В бенефис пошла пьеса Виктора Крылова «Сорванец», веселая комедия с ролью, как будто специально написанной для первых шагов Комиссаржевской на сцене.
Бенефис стал триумфом молодой актрисы. Успех превзошел все ожидания.
Тем не менее приглашения остаться в Новочеркасске на второй сезон Вера Федоровна не получала.
Синельников понимал, что теряет хорошую актрису. Но родственные отношения оказались сильнее художественных соображений. Перевести Комиссаржевскую на амплуа первой инженю он не мог, так как эти роли играли его жена и сестра. Для второй же инженю Вера Федоровна была дороговата. Синельникова, как режиссера, устроила бы и менее даровитая актриса, зато он мог бы платить ей дешевле, а гардероб мог быть у нее лучше, чем у Веры Федоровны. Устал он за этот сезон и от бесконечных неприятных домашних разговоров: ни жена его, ни сестра не хотели иметь соперницу на сцене и делить успех с Комиссаржевской.
На масленице театр дал последние спектакли в сезоне.

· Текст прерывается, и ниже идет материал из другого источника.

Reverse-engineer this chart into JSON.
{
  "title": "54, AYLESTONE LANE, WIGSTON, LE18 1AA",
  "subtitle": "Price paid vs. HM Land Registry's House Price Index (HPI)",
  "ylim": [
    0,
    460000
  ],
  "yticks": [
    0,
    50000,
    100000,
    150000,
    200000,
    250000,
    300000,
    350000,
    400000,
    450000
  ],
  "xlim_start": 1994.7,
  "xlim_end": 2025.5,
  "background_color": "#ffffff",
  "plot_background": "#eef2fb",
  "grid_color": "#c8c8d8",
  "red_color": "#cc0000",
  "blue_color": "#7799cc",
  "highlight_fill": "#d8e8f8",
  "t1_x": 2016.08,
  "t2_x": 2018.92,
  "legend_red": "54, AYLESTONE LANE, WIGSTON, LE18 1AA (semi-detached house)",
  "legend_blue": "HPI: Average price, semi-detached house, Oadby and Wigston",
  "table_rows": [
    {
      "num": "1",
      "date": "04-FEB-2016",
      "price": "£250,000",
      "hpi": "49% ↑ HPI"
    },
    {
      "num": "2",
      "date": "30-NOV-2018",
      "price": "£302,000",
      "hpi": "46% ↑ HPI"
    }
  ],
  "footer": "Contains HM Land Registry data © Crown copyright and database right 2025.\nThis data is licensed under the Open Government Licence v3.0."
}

Актеры волновались: одни сговаривались с товарищами о летних гастролях, другие списывались с антрепренерами о новом сезоне.

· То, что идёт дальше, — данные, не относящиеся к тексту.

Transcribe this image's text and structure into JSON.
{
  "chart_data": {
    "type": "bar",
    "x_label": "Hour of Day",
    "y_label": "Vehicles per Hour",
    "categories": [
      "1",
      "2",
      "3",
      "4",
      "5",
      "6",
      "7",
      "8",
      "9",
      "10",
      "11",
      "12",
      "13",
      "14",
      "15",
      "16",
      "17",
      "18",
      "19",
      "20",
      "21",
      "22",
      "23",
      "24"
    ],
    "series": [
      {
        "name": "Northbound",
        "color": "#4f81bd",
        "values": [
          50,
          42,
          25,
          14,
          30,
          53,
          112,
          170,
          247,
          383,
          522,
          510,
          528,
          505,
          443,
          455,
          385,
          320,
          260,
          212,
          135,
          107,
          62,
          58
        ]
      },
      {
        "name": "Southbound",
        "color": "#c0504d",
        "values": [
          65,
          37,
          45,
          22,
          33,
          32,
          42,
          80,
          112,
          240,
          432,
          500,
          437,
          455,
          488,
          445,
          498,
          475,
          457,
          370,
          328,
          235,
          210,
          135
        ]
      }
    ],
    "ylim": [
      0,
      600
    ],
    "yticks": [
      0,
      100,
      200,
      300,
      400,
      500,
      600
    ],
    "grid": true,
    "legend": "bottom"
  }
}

Волновалась и Вера Федоровна. Синельников молчал, и это означало отказ в новом контракте.
И снова встал горький вопрос, начались семейные обсуждения: что делать дальше, к кому обратиться, кто мог бы помочь?
Бенефисные деньги таяли, и не было другого выхода, как ехать в Москву на актерскую биржу и предлагать свои услуги антрепренерам. Вера Федоровна представляла себя среди толпы таких же, как она, жаждущих ангажемента актеров и приходила в ужас. Она называет себя — никто ее не знает. Спрашивают, где она служила? Она отвечает и слышит холодный приговор: «Ах, в Новочеркасске, у Синельникова, прекрасно… Но если вы имели успех, почему же он не пошел на новый контракт с вами?»
Самолюбие и безвыходность томили ум и сердце. И вот в эти угрюмые дни, как молния, прерывающая безнадежный мрак, пришла телеграмма:
«Предлагаю второй инженю дачном театре Озерках Петербургом пятнадцатого мая сентябрь двести бенефис Казанский».
Мария Николаевна, увидев телеграмму, вдруг заплакала. Но потом все смеялись, сочиняя и переписывая несколько раз ответную телеграмму: «Согласна. Выезжаю немедленно».
ЗОЛОТАЯ КРАСАВИЦА
Стояло то время года, о котором в народе говорят: «Заря с зарею сходится». В средней полосе России летнее солнце зайдет за горизонт на два-три часа, и опять рассвет. Здесь же, под Петербургом, даже в полночь так светло, что легко спутать вечер с утром.
Еще не просохла от вешних вод дорога, а по ней уже громыхают повозки, груженные тюфяками, подушками, ящиками, корзинами с самоваром наверху.